Ausländerfeindliche Stimmungen unter Russlanddeutschen?

26.1.2016, 06:00 Uhr
250 Russlanddeutsche haben am Nürnberger Hauptmarkt wegen einer angeblichen Vergewaltigung in Berlin demonstriert.

© Michael Matejka 250 Russlanddeutsche haben am Nürnberger Hauptmarkt wegen einer angeblichen Vergewaltigung in Berlin demonstriert.

Die NN-Lokalredaktion hat mit der evangelischen Seelsorgerin, Slawistin und Historikerin Sabine Arnold (54) gesprochen.

Der soziale Frieden scheint brüchig zu sein. Hat sie das überrascht?

Arnold: Ich bin zwar geschockt, aber ich weiß auch, dass 20 Prozent der Russlanddeutschen bei uns nicht wirklich angekommen sind. 80 Prozent sind bestens integriert, mit Beruf, Haus, Auto, sie sind oft hochqualifiziert. Eine Minderheit hat den Anschluss leider verpasst. Bei ihr fallen dann solche von dem Berliner Pegida-Ableger weiterverbreiteten Gerüchte auf fruchtbaren Boden.

Was genau wurde hier versäumt?

Arnold: Wir haben es versäumt, die Menschen der großen Einwanderungswelle aus den GUS-Staaten Anfang der 1990er Jahre beruflich zu integrieren, ihnen ausreichende politische Bildung mitzugeben, sie für unsere Demokratie zu gewinnen.
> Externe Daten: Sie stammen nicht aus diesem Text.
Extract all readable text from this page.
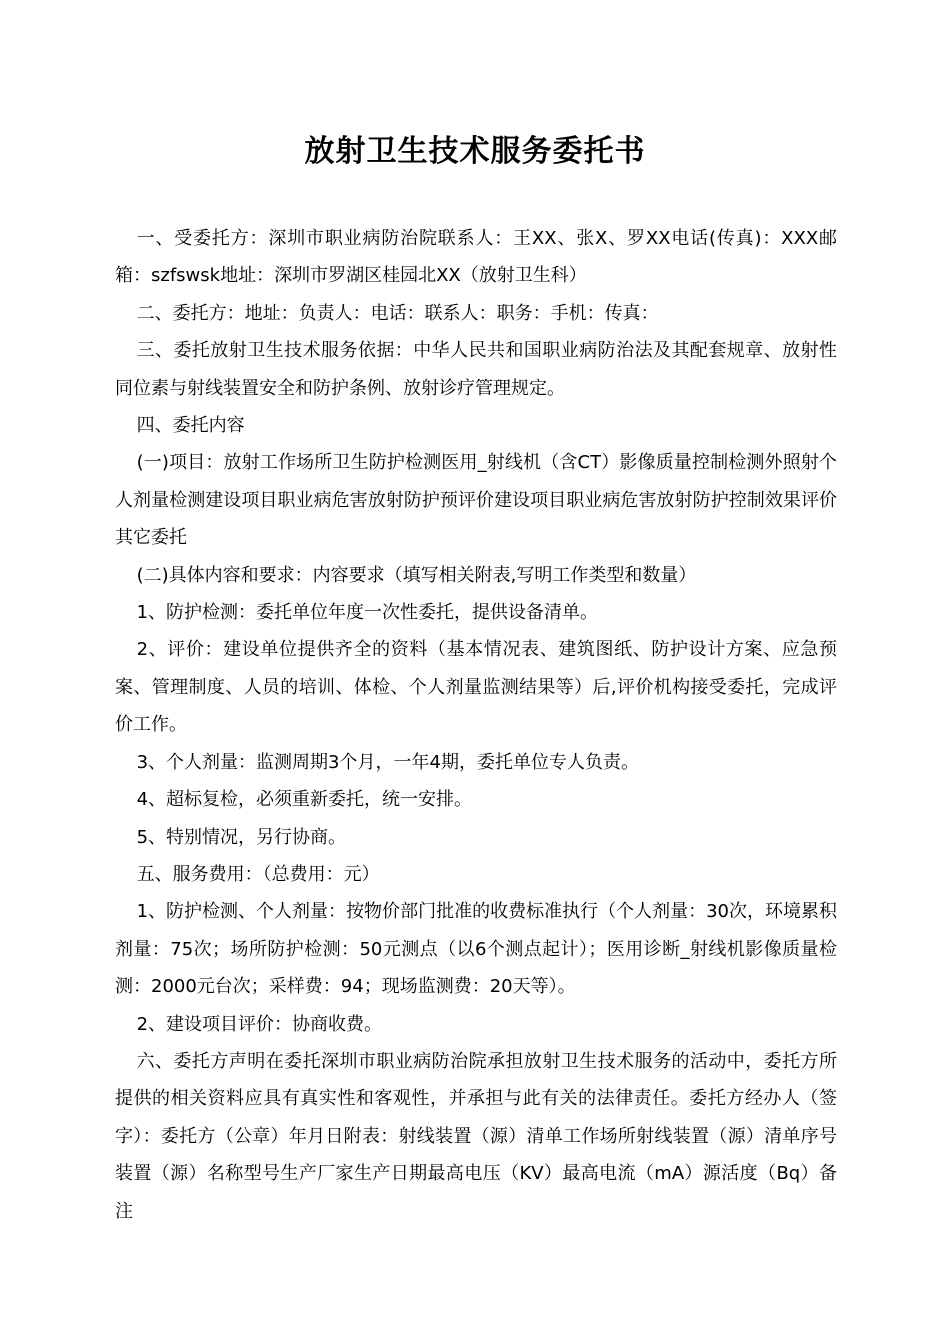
放射卫生技术服务委托书

一、受委托方：深圳市职业病防治院联系人：王XX、张X、罗XX电话(传真)：XXX邮箱：szfswsk地址：深圳市罗湖区桂园北XX（放射卫生科）

二、委托方：地址：负责人：电话：联系人：职务：手机：传真：

三、委托放射卫生技术服务依据：中华人民共和国职业病防治法及其配套规章、放射性同位素与射线装置安全和防护条例、放射诊疗管理规定。

四、委托内容

(一)项目：放射工作场所卫生防护检测医用_射线机（含CT）影像质量控制检测外照射个人剂量检测建设项目职业病危害放射防护预评价建设项目职业病危害放射防护控制效果评价其它委托

(二)具体内容和要求：内容要求（填写相关附表,写明工作类型和数量）

1、防护检测：委托单位年度一次性委托，提供设备清单。

2、评价：建设单位提供齐全的资料（基本情况表、建筑图纸、防护设计方案、应急预案、管理制度、人员的培训、体检、个人剂量监测结果等）后,评价机构接受委托，完成评价工作。

3、个人剂量：监测周期3个月，一年4期，委托单位专人负责。

4、超标复检，必须重新委托，统一安排。

5、特别情况，另行协商。

五、服务费用：（总费用：元）

1、防护检测、个人剂量：按物价部门批准的收费标准执行（个人剂量：30次，环境累积剂量：75次；场所防护检测：50元测点（以6个测点起计）；医用诊断_射线机影像质量检测：2000元台次；采样费：94；现场监测费：20天等）。

2、建设项目评价：协商收费。

六、委托方声明在委托深圳市职业病防治院承担放射卫生技术服务的活动中，委托方所提供的相关资料应具有真实性和客观性，并承担与此有关的法律责任。委托方经办人（签字）：委托方（公章）年月日附表：射线装置（源）清单工作场所射线装置（源）清单序号装置（源）名称型号生产厂家生产日期最高电压（KV）最高电流（mA）源活度（Bq）备注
Man dachte, das sind doch Deutsche, und hat dabei vergessen, dass sie mit ganz anderen politischen und kulturellen Prägungen zu uns kamen. Ihre Vorfahren haben über 200 Jahre in Russland und in der Sowjetunion gelebt. Es gab keine Aufklärung, der Sowjetstaat war totalitär, die Menschen mussten sich in dieses System einfügen.

Ausländerfeindliche Stimmungen unter Russlanddeutschen?

© Foto: Fengler

Hat sich auf dem Hauptmarkt wirklich nur eine Minderheit artikuliert?

Arnold: In Nürnberg gibt es knapp 40.000 Menschen, die Russisch sprechen. Bei der Demonstration am Sonntag war also nicht einmal ein Prozent dieser Menschen versammelt. Das muss man wissen, um die Sache im ersten Schrecken nicht überzubewerten.

Angetrieben wurde der Protest durch das Gerücht, eine 13-jährige Russlanddeutsche sei von Flüchtlingen vergewaltigt worden. Verbreitet hat es das russische Staatsfernsehen. Was sagen Sie dazu?

Arnold: Es ist längst gängige Praxis im russischen Fernsehen, Bilder aus dem Zusammenhang zu reißen. Schon im Ukraine-Krieg hat man diese Erfahrung gemacht. Im aktuellen Fall hat ein blutjunger russischer Korrespondent Fremdmaterial zusammengebastelt. Warum er das tut? Da kann ich nur spekulieren. Aber es bleibt immer etwas hängen, sagt ein Sprichwort. Eine sehr gefährliche Sache.

Sind russische Sender vor Ort so wichtig für die Aussiedler?

Arnold: Für diejenigen, die einen sozialen Abstieg hinter sich haben, leider ja. Wir merken das, wenn sie uns erzählen, wie wunderbar Putin zu Hause aufgeräumt hat. Solche einfachen Lösungen begeistern Menschen, die nie gelernt haben, politisch zu reflektieren und auf die Demokratie zu vertrauen. Deshalb sagen sie, die deutsche Polizei müsse endlich aufräumen, sonst würden sie das selbst übernehmen. Und sie haben diffuse Ängste vor allem, was ihnen fremd ist. Teile sind wohl auf dem Weg in die Radikalisierung.

Kann es sein, dass sich viele in Konkurrenz zu den Asylbewerbern sehen?

Arnold: Einfach ausgedrückt: Wer selbst am untersten Rand der Gesellschaft steht wie die erwähnten 20 Prozent der Russlanddeutschen, wer nur schlecht bezahlte Jobs bekommt, der fürchtet schnell, dass ihm die Flüchtlinge das bisschen Wurst auf seinem Brot auch noch wegnehmen.